The second rate-limiting issue for the utility of the NAPLS2 risk calculator is that its performance in terms of sensitivity, specificity, and balanced accuracy, even when accounting for recency of onset of symptoms, is still in the 65%–75% range. Although ML methods represent one approach that, if externally validated, could conceivably result in predictive models at the 90% or higher level of accuracy, such models would continue to have the disadvantage of being relatively opaque (“black box”) in terms of how the underlying predictor variables aggregate in defining risk and for that reason may not be used as readily in clinical practice. Alternatively, it may be possible to rely on more transparent analytic approaches to achieve the needed level of accuracy.

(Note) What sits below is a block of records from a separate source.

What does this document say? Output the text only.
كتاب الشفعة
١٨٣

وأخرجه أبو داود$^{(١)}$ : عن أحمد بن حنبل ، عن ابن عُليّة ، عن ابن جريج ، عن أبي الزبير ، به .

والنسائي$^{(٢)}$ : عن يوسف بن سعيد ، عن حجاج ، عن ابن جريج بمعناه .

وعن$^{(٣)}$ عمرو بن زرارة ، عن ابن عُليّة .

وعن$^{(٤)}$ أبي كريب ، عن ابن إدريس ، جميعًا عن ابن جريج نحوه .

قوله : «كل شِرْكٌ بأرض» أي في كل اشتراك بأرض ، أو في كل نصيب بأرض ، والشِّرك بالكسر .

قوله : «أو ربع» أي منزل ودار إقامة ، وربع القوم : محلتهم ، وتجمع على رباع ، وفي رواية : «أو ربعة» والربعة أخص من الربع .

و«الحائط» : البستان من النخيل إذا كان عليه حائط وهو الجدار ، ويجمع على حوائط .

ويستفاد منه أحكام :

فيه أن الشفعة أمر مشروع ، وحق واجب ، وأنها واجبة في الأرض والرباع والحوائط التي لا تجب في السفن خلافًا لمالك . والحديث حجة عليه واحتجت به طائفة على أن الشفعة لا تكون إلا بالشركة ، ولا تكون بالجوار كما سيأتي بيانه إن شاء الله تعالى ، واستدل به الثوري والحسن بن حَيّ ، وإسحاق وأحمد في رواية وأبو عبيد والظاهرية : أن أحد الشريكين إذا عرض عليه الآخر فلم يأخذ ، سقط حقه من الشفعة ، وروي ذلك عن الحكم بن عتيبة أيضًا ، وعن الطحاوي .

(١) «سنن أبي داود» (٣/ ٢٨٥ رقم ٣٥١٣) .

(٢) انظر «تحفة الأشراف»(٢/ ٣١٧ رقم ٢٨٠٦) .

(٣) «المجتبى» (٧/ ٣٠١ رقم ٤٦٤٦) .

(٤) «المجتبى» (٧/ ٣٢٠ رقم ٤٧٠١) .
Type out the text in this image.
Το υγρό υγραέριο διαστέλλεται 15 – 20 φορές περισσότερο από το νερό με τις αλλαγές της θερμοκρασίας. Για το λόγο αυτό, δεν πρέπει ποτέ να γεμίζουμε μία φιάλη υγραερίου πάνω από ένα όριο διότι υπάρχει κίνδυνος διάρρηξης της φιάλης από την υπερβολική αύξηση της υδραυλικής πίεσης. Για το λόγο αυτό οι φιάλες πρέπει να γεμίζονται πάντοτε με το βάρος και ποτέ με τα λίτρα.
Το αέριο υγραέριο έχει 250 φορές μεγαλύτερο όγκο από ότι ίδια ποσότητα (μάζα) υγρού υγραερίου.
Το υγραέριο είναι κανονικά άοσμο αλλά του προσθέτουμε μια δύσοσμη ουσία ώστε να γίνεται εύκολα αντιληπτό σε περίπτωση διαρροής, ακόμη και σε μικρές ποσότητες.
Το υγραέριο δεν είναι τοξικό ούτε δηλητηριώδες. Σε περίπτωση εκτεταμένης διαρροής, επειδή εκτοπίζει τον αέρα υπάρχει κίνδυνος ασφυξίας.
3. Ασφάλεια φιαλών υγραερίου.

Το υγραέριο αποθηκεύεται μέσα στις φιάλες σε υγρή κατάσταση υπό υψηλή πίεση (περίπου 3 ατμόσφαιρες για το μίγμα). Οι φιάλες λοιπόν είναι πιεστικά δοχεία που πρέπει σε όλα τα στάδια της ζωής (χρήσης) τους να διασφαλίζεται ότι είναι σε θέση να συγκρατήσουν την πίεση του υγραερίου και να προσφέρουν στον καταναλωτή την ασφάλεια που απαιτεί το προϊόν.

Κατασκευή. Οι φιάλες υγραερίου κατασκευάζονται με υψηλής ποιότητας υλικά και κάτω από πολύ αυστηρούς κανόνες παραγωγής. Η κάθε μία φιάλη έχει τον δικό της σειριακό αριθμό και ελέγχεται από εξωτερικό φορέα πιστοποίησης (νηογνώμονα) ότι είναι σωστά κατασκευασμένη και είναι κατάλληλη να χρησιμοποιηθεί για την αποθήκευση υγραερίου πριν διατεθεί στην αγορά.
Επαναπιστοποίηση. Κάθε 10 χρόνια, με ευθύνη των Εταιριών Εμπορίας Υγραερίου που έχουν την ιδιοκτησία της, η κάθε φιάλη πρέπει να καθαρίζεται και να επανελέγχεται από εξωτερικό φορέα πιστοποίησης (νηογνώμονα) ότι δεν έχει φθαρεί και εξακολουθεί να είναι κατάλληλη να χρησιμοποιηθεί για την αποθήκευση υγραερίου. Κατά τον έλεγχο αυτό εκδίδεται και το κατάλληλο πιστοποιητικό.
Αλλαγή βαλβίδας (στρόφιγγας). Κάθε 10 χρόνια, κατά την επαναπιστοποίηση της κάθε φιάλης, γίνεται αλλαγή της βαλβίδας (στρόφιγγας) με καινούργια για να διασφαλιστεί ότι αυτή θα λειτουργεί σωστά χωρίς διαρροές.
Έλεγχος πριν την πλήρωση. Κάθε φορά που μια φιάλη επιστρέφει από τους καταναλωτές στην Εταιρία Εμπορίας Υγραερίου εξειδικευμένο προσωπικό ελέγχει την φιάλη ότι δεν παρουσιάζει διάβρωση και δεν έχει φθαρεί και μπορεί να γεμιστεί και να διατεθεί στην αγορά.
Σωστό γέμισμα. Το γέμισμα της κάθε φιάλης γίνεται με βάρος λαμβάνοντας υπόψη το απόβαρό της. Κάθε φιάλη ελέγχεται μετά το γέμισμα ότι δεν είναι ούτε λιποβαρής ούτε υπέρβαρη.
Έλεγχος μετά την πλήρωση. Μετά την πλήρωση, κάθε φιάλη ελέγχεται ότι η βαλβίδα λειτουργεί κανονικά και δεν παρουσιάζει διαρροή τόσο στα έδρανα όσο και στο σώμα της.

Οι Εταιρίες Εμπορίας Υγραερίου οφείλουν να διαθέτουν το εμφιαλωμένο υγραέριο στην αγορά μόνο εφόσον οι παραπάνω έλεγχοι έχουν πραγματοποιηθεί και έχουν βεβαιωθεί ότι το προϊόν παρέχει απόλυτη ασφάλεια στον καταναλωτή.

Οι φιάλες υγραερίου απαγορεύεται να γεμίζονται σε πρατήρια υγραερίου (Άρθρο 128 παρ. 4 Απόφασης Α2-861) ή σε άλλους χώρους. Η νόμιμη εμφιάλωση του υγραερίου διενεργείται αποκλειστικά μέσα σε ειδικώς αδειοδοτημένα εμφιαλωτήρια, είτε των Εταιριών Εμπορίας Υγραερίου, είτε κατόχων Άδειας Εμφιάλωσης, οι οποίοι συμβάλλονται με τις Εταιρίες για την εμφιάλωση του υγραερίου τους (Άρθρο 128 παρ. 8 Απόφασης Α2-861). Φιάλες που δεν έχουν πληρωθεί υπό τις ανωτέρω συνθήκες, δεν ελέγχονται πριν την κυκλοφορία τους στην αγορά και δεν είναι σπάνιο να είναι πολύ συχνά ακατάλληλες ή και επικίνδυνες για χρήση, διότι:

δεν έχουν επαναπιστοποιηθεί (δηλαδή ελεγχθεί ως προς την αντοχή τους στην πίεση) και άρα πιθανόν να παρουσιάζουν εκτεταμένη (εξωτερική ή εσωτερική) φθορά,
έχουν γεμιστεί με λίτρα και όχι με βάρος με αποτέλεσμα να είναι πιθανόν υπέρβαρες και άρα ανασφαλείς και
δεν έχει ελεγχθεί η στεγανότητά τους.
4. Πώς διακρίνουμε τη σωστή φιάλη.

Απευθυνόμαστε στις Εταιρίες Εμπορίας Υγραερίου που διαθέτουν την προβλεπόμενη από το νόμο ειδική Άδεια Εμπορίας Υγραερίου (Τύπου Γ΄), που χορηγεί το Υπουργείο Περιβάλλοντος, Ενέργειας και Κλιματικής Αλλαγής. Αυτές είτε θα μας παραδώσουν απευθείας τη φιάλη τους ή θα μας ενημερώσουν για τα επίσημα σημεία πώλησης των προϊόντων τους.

It has recently been demonstrated that integrating information on short-term (baseline to 2-month follow-up) change on a single clinical variable (e.g., deterioration in odd behavior/appearance) improves the performance of the NAPLS2 risk calculator to >90% levels of sensitivity, specificity, and balanced accuracy; i.e., a range that would support its use in clinical trial design and clinical decision-making (
13). Importantly, although the Cox regression model aspect of this algorithm has been externally validated, the incorporation of short-term clinical change (via mixed effects growth modeling) requires replication in an external data set.
Smucny et al. (
1) are to be congratulated on a well-motivated and well-executed analysis of the NAPLS3 data set. It is heartening to see such creative uses of this unique shared resource for our field bear fruit, reinforcing the value of open science. As we move forward toward the time and place in which prediction models of psychosis and related outcomes have utility for clinical decision making, whether those models rely on machine learning methods or more traditional approaches, it will be crucial to insist on external validation of results before deciding that we are, in fact, “there.”